Wells Fargo can be depended upon to ALWAYS pursue deficiency judgments after foreclosure. I am defending several such cases right now. High ranking people at Wells have actually made this statement publicly. Worse yet, the statute of limitations for deficiency claims for Florida foreclosures is 5 years after the foreclosure judgment (or short sale). There is no way you can control when this occurs, it might be soon, it might be near the end of the limitations period. So, many people who have been through foreclosure think that they "walked away" and yet they are very wrong - the other shoe just has not dropped yet.
More bad news - debt settlement companies are generally a scam. They pay themselves long before any of your creditors get anything, and most such plans fail.
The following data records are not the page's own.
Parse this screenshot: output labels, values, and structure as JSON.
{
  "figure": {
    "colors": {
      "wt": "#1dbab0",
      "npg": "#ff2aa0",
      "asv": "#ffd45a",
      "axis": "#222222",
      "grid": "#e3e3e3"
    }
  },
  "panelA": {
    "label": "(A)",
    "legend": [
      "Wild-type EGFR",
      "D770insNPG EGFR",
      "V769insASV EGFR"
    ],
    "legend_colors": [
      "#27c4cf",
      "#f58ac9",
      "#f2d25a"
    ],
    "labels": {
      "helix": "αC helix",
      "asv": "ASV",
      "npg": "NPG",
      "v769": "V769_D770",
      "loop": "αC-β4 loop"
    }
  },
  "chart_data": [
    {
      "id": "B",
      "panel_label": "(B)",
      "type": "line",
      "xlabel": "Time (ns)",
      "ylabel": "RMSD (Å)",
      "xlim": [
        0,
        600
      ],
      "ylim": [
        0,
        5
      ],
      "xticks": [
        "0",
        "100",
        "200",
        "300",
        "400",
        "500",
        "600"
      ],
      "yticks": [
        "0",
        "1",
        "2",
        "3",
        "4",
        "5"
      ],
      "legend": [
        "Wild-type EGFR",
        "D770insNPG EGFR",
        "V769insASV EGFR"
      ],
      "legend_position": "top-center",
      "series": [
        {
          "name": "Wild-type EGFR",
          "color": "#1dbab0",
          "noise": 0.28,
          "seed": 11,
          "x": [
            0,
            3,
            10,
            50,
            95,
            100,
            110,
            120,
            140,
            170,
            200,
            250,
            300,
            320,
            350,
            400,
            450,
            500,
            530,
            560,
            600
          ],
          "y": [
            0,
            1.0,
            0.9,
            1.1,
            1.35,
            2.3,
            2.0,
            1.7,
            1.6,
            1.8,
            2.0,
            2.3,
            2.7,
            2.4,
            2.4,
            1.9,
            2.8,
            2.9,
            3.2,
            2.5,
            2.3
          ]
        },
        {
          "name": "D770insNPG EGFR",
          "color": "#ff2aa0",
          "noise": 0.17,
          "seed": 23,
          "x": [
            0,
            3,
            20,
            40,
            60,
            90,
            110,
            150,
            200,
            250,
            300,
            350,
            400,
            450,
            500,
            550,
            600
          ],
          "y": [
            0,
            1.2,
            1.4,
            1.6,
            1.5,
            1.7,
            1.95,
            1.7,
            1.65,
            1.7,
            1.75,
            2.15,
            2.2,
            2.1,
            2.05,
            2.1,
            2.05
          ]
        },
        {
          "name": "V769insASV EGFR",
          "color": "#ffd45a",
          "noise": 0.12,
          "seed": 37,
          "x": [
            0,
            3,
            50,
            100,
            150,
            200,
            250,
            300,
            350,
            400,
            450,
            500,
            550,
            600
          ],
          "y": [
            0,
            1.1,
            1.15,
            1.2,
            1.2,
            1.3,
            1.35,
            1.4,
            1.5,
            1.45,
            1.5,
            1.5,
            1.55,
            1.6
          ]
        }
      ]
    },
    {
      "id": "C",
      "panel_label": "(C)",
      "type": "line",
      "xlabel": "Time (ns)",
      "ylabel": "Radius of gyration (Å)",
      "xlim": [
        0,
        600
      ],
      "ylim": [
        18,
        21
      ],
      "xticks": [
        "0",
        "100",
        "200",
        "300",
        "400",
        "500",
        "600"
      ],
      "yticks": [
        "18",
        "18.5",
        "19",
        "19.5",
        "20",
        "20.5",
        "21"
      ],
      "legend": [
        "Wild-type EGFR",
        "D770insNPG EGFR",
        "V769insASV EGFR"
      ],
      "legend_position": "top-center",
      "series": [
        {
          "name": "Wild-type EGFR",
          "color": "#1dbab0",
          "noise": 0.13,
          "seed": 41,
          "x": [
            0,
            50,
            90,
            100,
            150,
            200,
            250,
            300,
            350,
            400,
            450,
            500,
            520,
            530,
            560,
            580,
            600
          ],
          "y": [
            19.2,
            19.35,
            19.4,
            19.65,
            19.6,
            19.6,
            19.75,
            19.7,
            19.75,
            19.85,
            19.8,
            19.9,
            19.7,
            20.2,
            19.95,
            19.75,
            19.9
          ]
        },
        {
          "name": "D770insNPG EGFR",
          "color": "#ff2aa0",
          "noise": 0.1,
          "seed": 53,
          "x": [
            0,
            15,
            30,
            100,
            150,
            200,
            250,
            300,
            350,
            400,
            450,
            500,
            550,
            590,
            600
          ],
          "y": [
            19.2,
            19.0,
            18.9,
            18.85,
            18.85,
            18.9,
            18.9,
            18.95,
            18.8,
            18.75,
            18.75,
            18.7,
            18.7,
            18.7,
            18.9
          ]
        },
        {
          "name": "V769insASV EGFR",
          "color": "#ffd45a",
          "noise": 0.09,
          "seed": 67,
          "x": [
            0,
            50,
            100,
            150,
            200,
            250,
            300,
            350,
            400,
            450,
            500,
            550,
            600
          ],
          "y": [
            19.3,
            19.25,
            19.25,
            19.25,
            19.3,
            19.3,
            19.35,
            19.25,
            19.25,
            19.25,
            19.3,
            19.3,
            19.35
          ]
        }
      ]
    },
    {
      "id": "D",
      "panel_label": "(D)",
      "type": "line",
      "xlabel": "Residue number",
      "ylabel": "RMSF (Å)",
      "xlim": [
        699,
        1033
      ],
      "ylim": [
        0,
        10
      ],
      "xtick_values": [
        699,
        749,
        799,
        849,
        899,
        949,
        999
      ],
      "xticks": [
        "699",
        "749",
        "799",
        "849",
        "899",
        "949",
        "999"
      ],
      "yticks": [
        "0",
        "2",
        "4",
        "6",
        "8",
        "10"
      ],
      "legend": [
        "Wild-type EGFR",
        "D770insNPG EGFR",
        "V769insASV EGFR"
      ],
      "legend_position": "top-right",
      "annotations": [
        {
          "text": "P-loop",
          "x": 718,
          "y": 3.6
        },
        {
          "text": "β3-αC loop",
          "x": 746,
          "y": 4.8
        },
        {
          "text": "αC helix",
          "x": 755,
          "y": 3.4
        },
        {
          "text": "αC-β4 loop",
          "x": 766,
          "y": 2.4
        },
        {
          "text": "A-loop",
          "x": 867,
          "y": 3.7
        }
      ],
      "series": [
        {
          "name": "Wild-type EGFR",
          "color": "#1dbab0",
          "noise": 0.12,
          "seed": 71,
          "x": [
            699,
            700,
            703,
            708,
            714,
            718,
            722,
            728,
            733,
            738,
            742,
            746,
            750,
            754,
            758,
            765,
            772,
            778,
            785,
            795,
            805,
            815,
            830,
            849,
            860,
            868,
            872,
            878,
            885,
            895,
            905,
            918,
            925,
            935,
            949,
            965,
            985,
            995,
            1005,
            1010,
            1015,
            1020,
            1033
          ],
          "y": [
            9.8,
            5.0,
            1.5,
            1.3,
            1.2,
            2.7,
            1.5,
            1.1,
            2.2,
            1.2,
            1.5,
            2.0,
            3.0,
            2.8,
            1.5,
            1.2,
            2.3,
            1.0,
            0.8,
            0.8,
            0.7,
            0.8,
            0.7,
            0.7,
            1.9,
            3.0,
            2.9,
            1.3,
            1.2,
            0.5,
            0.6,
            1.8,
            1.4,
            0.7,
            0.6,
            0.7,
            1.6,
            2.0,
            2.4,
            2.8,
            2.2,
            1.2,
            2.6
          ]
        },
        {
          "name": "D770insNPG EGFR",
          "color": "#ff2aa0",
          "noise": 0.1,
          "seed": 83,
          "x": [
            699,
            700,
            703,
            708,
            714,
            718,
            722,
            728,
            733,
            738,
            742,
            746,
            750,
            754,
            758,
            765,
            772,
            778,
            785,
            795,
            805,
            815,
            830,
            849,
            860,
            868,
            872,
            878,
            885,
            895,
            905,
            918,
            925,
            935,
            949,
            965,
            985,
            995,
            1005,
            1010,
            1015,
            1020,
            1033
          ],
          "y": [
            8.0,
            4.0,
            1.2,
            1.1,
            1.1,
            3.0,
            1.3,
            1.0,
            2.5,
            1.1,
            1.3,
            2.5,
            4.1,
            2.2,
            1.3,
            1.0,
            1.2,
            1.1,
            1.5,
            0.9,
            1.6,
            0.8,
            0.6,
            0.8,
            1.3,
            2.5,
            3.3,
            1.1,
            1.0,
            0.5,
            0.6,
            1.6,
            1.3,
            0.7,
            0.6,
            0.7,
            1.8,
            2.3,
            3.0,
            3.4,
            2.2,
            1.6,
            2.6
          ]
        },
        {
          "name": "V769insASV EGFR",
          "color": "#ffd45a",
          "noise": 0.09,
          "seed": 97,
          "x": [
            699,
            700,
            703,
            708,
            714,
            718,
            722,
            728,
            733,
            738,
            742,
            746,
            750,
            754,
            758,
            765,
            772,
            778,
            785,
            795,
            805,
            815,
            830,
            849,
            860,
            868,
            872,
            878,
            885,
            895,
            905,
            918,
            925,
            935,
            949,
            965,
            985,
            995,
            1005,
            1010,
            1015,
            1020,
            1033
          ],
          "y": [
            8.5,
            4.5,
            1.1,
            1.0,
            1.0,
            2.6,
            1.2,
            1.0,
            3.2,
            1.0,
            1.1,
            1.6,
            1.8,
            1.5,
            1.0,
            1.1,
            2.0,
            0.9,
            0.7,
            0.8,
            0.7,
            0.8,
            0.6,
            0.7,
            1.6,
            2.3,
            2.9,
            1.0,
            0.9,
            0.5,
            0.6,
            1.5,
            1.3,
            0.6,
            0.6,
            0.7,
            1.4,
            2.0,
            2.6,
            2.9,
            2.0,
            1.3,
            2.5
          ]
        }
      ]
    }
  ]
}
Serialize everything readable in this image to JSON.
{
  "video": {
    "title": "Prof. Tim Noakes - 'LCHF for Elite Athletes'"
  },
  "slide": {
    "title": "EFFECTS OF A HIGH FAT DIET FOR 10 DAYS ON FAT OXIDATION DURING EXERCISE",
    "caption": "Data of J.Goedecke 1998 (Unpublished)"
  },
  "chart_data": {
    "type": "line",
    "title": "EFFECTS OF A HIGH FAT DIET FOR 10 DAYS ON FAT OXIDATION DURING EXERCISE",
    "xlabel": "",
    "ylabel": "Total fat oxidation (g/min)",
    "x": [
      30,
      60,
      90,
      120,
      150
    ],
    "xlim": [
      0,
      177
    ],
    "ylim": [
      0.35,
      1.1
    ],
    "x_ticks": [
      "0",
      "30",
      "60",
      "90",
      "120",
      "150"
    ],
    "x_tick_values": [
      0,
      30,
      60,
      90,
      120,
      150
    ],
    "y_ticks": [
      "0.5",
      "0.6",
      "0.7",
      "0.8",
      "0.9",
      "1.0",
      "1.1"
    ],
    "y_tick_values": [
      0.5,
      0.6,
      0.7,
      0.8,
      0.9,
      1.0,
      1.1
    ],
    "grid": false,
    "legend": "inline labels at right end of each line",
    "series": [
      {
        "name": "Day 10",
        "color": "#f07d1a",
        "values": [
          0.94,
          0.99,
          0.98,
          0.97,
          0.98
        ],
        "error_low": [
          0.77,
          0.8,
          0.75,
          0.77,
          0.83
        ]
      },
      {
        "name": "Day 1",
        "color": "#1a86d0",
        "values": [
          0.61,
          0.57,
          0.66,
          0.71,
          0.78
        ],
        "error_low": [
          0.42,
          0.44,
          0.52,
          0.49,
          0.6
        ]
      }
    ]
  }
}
While this may sound counterintuitive, since the foreclosure is already over, you no longer have any ability to do anything about the deficiency problem by defending against foreclosure. An option regarding the deficiency claim is to defend it PROPERLY when it is made. As I indicated, I am defending several Wells Fargo deficiency claims right now, have won one, and see ways I can win the others. However, these are not straightforward cases to defend. One of the clients who just brought me a deficiency claim to defend had been to another attorney and told me the advice he had gotten from that attorney, which would NOT have worked...
You might also be able to get serious relief and improvement in this situation via some form of bankruptcy. If you and your situation qualify, the best option might be Chapter 13. It is difficult to explain here how Chapter 13 works, because it is extremely customizable to fit particular circumstances and objectives, and the potential result depends greatly on what you own, what you owe, and what your income is. Most people who have attempted to research Chapter 13 on their own have come away confused and misapprehending how it would work for them, because it can be so different from case to case.
With all that said, please contact a really experienced attorney, who knows how to properly defend against deficiency claims and to use all the bankruptcy chapters that may be available to you. Most bankruptcy attorneys do not, most only know Chapter 7, which may not be the best option for you.
If you want to give my office a call, I will be happy to sort through the situation and discuss it with you.
There is not a heuristic that will allow you to predict whether Wells will go after a deficiency. However, there are other factors that may increase the likelihood of them pursuing same. 1) If they have financials that indicate a strategic default and borrower liquidity; 2) If there is insurance covering the loss or difference between the home value and the mortgage principal, the insurance may pursue in a action; 3) Freddie Mac owns the loan (they have become more aggressive this year in pursuing deficiencies). Keep in mind that 9 times out of 10, Wells Fargo is just a servicer. I strongly suggest you keep documentation as to the short sale offer and the banks rejection of the offer. While it is not a strong argument against a deficiency, it is a mitigator. Also, keep documentation that shows the house was worth considerable more than it went for a the foreclosure sale. This will also mitigate a deficiency when it comes for the judgment. There are two consultations that I think you should consider with a local attorney 1) a bankruptcy attorney who practices individual 11s (no you don't have to surrender all your property), and 2) a asset protection lawyer.
I recommend that you retain an experienced foreclosure defense attorney in your area. Unfortunately it appears the foreclosure already occured meaning you can not assert defenses in the foreclosure and then agree to the foreclosure in exchange for the lender not seeking a deficiency. You can, however, look into the way the property was sold and whether the purchasing entity was related to the lender in addition to some other defenses. The lender may never file anything seeking the deficiency but it could at a later date when it feels like it.